On 22 February, there were reportedly 25 countries infected with the COVID-19 virus. It was initially labeled as an epidemic although its unstoppable exponential spread was already worrisome. As of 24 March, the virus has infected 195 countries and territories across the globe. With more than 379,000 infected cases and over 16,500 fatalities worldwide, the coronavirus has become a deadly pandemic.
The whole world, the Philippines included, has taken extreme measures, calling for a community quarantine and gingerly avoiding to call it a lockdown. But what’s in a name as the Bard asked? The declaration of a lockdown is just a semantic away from martial law and virtually imprisoned millions of citizens in their homes. Initial public resistance against the order for home detention gradually diminished as citizens understood the urgency of the measure to contain the pandemic.
Business operations and many human activities are halted and traditional social protocols may take longer to revive if they are not forever altered due to the lingering fear of COVID-19. Handshakes, beso-beso, hugging, the traditional Filipino “mano po,” and whispering gossip or sweet nothings to someone’s ear are now universally proscribed and considered life-threatening gestures. It is an irony that these intimate expressions of family kinship, love, friendship and camaraderie are now left only to the wild beasts and insects, if one watches cable TV’s Nat Geo Wild and Animal Planet.
On the economic level, the 30-day temporary shutdown has nearly stopped production and administrative work and has impacted industries with a breathtaking magnitude far worse than the 2008 global financial meltdown.

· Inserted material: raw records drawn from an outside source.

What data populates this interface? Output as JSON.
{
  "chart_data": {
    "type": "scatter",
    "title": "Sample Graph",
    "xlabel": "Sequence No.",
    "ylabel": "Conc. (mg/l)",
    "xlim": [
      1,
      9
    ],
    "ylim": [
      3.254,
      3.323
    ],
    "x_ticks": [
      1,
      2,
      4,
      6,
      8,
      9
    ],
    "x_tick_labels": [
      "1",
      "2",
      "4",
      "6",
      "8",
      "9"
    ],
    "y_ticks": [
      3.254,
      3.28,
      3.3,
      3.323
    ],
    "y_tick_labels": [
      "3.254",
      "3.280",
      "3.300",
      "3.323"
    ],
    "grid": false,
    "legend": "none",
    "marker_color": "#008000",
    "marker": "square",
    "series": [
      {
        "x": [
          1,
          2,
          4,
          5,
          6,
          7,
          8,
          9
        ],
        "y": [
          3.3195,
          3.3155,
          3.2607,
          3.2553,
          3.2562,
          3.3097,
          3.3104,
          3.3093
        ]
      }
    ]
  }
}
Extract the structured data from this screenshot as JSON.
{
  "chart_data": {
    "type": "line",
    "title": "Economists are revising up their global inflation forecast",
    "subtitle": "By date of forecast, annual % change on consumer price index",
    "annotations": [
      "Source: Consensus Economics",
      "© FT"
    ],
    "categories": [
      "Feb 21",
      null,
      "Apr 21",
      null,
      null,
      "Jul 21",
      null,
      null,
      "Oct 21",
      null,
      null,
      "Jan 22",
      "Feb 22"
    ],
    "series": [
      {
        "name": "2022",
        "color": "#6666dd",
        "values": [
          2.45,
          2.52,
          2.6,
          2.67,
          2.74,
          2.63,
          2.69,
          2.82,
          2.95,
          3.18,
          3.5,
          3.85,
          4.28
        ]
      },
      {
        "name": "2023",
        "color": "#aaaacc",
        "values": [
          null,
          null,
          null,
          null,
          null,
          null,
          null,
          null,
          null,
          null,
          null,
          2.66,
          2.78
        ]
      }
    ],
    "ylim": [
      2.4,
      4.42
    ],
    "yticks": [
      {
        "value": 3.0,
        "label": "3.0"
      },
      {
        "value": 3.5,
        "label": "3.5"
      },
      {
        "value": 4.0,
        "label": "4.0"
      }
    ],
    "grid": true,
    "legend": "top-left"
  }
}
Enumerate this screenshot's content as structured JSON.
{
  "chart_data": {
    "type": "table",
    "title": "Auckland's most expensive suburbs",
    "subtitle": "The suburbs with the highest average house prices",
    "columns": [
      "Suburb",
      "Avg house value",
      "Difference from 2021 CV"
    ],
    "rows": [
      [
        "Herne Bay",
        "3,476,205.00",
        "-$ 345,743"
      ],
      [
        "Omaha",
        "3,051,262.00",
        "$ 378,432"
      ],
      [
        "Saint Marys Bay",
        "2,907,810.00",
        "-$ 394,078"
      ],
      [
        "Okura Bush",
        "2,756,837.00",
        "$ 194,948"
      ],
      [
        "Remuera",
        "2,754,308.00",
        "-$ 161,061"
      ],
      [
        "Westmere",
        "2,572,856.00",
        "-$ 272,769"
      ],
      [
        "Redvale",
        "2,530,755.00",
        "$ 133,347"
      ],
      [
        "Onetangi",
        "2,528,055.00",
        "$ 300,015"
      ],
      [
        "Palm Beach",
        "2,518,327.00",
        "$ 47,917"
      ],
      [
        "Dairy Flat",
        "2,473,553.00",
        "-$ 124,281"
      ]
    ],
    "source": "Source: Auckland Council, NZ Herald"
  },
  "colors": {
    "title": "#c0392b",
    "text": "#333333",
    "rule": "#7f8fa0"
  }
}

On a personal level, the first week of self-detention at home has driven many families to engage in panic buying. The citizen’s fear and anxiety are aggravated by a slew of fake news in social media and from rumormongers, desperation in watching the seeming failure of science to find a cure and vaccine, and the chaotic implementation of border control on the first day of implementation. The specter of the grim outcome of shuttered businesses, lost jobs and the attendant spike in the poverty level present a herculean challenge for both public and private sectors.
Some cynics and those who are paranoid scare themselves and others with self-inflicted harm by spreading through social media that the lockdown may be extended longer than the 12 April deadline but not publicly admitted by authorities to avoid stoking panic among the citizens.
But there are upsides in this “house arrest.” Many of us detained at home are rediscovering the joys of family bonding. It has given us time to reflect on what really matters in our lives, appreciate the value of things we have taken for granted for so long, and awaken us to our many vulnerabilities. More importantly, the pandemic has strengthened our belief, our hope and our faith that God will soon reveal His healing presence, and in His infinite mercy and love, deliver us from all these.
Meanwhile in the battlefront against COVID-19 and hidden from public view is the army of many unknown frontline health warriors and border security forces who risk their lives and abandon their family duties to contain the virus and protect the citizens of this country. Their task is no less honorable than the army soldiers in a shooting war defending our country from foreign invasion. These COVID-19 fighters, the gallant patriotic men and women, when infected, are quarantined alone and lonely in a place far away from their loved ones.
The entire nation salutes these heroes and hopefully, at the end of this ordeal, they will be properly honored and financially rewarded for their selfless sacrifice.
Amid all these, one must always remember that the world has survived centuries of pestilence, plagues, pandemics, extreme wrath of nature, wars and the big flood. With Divine Providence and mankind’s resilience, COVID-19 will come to pass and a new lively world is waiting for all of us.